C’est le cas par exemple des sociétés telles que les sociétés HLM, EDF, SNCF et ses filiales, l’ONF, l’ADEME…
Les opérateurs économiques
Les fournisseurs et prestataires peuvent être des entreprises, des personnes physiques ou des personnes publiques. Ils sont qualifiés d’opérateurs économiques. Le principe d’égalité de traitement des candidats interdit à l’acheteur de favoriser telle ou telle catégorie d’entreprise. C’est le cas par exemple les entreprises locales.
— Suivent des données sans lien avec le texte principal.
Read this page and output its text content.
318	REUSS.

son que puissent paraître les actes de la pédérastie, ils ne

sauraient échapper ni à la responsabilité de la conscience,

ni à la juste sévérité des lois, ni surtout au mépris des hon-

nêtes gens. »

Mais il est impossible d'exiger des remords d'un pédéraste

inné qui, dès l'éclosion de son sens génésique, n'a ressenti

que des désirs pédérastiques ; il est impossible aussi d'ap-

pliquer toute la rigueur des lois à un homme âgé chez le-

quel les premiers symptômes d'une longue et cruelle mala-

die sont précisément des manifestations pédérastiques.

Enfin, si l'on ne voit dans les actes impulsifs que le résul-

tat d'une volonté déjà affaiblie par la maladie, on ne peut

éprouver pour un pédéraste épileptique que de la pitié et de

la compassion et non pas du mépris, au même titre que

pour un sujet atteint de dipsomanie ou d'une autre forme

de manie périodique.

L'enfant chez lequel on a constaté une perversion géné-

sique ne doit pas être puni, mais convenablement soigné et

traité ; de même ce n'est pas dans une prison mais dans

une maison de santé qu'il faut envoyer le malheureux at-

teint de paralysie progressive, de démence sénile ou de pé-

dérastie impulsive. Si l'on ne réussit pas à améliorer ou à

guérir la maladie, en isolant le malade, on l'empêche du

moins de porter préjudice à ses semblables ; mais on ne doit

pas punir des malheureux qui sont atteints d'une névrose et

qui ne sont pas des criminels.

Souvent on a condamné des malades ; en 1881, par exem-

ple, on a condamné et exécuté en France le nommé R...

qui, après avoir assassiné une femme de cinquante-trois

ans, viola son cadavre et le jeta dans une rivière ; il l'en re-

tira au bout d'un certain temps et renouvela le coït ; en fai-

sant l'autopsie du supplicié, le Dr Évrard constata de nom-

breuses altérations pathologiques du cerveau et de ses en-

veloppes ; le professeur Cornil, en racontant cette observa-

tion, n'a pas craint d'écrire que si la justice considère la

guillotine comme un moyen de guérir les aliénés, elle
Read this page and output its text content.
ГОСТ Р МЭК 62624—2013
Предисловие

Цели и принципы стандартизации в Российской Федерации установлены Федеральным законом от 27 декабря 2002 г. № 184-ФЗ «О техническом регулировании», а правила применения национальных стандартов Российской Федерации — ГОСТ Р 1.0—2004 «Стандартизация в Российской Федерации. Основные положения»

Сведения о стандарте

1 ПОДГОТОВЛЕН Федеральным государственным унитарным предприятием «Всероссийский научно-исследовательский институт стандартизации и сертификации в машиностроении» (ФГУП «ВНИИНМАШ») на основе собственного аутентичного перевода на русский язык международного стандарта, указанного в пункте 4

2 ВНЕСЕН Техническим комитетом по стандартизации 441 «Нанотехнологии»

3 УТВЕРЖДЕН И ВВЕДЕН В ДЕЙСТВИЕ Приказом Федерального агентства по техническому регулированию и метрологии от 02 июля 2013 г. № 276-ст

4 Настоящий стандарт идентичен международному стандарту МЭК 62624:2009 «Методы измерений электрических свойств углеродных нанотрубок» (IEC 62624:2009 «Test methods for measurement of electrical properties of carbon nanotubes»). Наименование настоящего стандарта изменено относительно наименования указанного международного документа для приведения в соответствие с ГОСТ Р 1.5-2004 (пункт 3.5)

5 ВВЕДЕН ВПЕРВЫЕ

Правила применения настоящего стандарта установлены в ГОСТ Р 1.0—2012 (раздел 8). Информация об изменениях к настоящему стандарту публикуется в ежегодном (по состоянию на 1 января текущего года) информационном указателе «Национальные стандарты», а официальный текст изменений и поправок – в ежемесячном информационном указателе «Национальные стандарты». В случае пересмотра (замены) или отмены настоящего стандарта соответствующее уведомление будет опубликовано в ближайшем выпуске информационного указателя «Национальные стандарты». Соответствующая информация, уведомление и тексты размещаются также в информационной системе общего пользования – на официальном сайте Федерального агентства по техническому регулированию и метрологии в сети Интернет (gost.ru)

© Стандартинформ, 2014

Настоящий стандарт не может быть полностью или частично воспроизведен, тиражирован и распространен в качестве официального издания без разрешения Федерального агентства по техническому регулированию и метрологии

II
Résultat d’une nécessaire mise en concurrence très encadrée
Un carcan de règles pour l’acheteur…
Les acheteurs sont soumis à de très nombreuses règles avant de pouvoir acheter quoi que ce soit. Cette réglementation est désormais contenue dans un code , le code de la Commande Publique (CCP) en vigueur depuis avril 2019. Cela ne veut pas dire qu’avant cette date ils pouvaient acheter comme ils le souhaitaient mais juste que désormais toute la réglementation est concentrée dans un texte unique. C’est important car si tu penses que dans les marchés publics tout est plus ou moins couru d’avance et que ça ne sert à rien d’y aller ! C’est faux ! Il est beaucoup plus difficile pour un acheteur soumis au CCP de « faire passer » celui qu’il veut que dans le privé pur. Pourquoi ? Parce que l’acheteur a un nombre incalculable de justificatifs à fournir et à écrire. Et écrire c’est s’engager et prendre ses responsabilités. Du coup, quand on ne suis pas les règles on risque sa place et ça fait forcement réfléchir… Alors oui il y a des affaires qui font les gros titres ! Ça doit exister mais combien de marchés passés par an et combien de marchés où l’attribution est pipée parce que c’est un proche de X ou de Y ? Quel ratio par rapport au privé ? Les média aujourd’hui sont à l’affût de ce genre d’histoire croustillante et un élu ou un dirigeant nommé a sans doute plus à perdre qu’à gagner dans ce genre de manœuvre. Au cours de ma carrière, je n’en ai pas vu à une exception près… Il y a eu une tentative une fois, mais devant le gap à franchir entre la valeur de l’offre de l’entreprise « poussée » et celle qui devait sortir première, mon dirigeant de l’époque n’a pas pris le risque et en ma qualité de responsable juridique, je n’ai pu que m’en féliciter !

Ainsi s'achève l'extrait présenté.